= Alan MacDougall =

Civil engineer

Alan MacDougall FRSE FRSSA MICE (1842–1897) was a civil engineer of Scots descent famed for his work in Canada in the 19th century.

==Life==
He was born in India on 22 May 1842 the third son of Lt Col. John MacDougall a soldier of Scottish descent.

The family returned to Scotland in his youth and he was educated at Edinburgh Academy and then in 1859 was apprenticed to a civil engineer, Charles Jopp, based at 118 George Street in Edinburgh’s New Town. In 1862 he began working for the North British Railway and in 1864 became one of their resident engineers.

In 1868 he moved to Canada to take on a role of civil engineer to the Toronto, Grey and Bruce Railway and was Chief Assistant during its construction until 1872. In 1873 he joined William Kingsford as his assistant to works on the upper harbours and river works on the St Lawrence River. In 1877 he returned to Scotland to rejoin the North British Railway.

In 1878 he was elected a Fellow of the Royal Society of Edinburgh. His proposers were Andrew Wood, Edward Sang, Robert James Blair Cunynghame, and Sir John Batty Tuke. He resigned from the Society in 1889.
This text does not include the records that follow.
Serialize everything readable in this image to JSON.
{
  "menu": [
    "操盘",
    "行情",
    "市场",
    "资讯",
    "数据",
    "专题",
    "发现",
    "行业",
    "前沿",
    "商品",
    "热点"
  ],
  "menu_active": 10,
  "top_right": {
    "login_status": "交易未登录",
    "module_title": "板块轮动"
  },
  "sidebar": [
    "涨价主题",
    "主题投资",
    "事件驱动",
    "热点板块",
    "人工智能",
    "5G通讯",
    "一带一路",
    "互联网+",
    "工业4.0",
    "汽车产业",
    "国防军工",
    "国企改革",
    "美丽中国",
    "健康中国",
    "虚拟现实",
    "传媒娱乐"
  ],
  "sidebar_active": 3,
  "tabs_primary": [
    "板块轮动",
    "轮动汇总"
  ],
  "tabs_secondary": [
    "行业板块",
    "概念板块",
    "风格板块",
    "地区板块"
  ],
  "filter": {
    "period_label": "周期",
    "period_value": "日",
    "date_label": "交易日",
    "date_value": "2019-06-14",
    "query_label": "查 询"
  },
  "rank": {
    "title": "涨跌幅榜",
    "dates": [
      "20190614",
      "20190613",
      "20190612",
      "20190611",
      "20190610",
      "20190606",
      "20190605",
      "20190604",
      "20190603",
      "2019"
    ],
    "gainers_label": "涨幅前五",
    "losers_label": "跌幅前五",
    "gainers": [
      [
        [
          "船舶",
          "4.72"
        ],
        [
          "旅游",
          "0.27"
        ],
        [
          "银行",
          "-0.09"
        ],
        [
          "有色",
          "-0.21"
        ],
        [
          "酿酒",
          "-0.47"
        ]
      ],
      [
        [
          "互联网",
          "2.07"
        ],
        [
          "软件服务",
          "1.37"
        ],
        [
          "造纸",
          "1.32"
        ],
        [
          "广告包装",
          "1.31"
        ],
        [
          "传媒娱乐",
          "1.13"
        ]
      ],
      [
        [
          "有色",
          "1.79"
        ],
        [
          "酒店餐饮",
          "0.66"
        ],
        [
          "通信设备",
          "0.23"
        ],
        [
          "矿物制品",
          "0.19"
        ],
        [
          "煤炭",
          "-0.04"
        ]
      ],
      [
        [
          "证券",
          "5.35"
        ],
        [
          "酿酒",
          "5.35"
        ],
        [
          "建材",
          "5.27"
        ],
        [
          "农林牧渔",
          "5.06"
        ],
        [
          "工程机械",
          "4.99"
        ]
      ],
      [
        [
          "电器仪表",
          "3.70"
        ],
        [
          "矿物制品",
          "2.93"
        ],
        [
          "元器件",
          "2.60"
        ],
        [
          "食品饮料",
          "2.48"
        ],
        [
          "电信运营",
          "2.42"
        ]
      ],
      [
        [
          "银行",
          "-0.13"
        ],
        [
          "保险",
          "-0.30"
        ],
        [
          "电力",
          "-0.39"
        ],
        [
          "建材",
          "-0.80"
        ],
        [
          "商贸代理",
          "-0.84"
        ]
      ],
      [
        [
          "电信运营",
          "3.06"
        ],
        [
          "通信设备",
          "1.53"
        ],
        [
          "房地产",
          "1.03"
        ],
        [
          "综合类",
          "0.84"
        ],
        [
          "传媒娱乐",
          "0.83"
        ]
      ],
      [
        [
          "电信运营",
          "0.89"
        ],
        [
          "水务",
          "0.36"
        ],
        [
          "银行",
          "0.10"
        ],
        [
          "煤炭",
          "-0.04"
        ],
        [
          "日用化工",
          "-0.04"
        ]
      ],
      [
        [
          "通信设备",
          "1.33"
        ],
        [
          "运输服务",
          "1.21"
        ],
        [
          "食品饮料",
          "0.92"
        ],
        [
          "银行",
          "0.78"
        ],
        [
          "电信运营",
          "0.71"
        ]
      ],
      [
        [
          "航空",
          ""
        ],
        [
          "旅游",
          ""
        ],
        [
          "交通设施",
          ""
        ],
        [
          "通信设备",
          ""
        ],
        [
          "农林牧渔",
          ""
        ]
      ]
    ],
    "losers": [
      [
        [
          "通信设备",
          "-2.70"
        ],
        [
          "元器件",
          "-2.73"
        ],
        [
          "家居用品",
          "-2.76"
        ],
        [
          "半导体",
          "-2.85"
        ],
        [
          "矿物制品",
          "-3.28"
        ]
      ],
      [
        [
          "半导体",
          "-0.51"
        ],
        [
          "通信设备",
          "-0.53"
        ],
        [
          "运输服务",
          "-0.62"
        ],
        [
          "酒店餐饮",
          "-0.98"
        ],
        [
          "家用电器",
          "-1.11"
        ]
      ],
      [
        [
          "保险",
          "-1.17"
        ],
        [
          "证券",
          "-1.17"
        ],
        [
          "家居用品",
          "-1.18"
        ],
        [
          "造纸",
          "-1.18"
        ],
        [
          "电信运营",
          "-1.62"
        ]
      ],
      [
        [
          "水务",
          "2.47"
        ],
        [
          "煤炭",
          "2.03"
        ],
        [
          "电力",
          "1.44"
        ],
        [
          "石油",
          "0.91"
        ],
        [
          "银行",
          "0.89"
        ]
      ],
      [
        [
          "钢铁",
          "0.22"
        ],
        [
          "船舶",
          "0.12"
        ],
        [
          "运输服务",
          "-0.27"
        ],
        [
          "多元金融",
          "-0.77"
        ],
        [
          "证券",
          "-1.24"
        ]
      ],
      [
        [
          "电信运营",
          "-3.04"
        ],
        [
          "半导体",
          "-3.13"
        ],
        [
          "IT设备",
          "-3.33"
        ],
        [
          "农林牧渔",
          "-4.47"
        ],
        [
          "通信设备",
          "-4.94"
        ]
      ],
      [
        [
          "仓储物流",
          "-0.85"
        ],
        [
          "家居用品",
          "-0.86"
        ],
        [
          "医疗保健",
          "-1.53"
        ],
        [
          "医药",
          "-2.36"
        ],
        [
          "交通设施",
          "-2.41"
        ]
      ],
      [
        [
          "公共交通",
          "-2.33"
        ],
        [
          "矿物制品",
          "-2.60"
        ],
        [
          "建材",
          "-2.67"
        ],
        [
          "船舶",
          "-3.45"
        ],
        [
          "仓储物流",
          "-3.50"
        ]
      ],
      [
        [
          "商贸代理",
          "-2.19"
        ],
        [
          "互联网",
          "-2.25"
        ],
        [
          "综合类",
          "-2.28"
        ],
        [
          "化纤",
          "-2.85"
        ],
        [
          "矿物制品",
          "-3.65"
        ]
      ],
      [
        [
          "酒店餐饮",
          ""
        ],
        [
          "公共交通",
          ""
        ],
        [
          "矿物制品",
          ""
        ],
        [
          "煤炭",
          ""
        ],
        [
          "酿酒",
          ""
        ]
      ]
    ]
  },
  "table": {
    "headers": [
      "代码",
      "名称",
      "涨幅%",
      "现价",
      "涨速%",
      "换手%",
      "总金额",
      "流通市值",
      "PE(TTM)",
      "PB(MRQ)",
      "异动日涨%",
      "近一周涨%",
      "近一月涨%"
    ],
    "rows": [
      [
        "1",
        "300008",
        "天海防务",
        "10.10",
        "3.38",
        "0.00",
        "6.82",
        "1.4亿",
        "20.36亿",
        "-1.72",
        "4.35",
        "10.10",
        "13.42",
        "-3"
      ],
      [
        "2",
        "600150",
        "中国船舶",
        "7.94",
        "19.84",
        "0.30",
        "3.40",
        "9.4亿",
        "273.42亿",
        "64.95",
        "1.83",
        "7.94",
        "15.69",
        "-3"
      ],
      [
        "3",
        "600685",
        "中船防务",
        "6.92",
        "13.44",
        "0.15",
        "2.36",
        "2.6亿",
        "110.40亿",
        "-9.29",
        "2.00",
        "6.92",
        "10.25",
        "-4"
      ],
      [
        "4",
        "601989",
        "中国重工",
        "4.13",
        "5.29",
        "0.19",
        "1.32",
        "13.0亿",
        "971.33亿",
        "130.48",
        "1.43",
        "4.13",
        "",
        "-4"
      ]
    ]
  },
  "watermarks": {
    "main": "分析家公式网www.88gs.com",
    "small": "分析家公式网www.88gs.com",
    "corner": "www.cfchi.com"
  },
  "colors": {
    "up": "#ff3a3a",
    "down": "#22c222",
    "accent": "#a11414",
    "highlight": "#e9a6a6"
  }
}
In 1882 he returned to Canada as Divisional Engineer for the Manitoba area to the Canadian Pacific Railway. In 1883 he made a career jump from railway engineer to sanitary engineer, and became a principal advisor to numerous Canadian municipalities on sewerage and waterworks provision. During this period he oversaw works in Ontario at St. Catharines, Stratford, Goderich, Peterborough, Belleville, Thunder Bay, and Brandon. Beyond Ontario he was responsible for major improvements in both Calgary and Vancouver.

In 1887 he became City engineer to Toronto. He helped to found the Canadian Society of Civil Engineers and served as its Vice-President in 1894.

He retired due to ill health and died in Exeter in England on 23 April 1897.

==Family==

In 1872 he married Emily Augusta McCaul daughter of Dr John McCaul of Toronto in Canada. They had a daughter and three sons.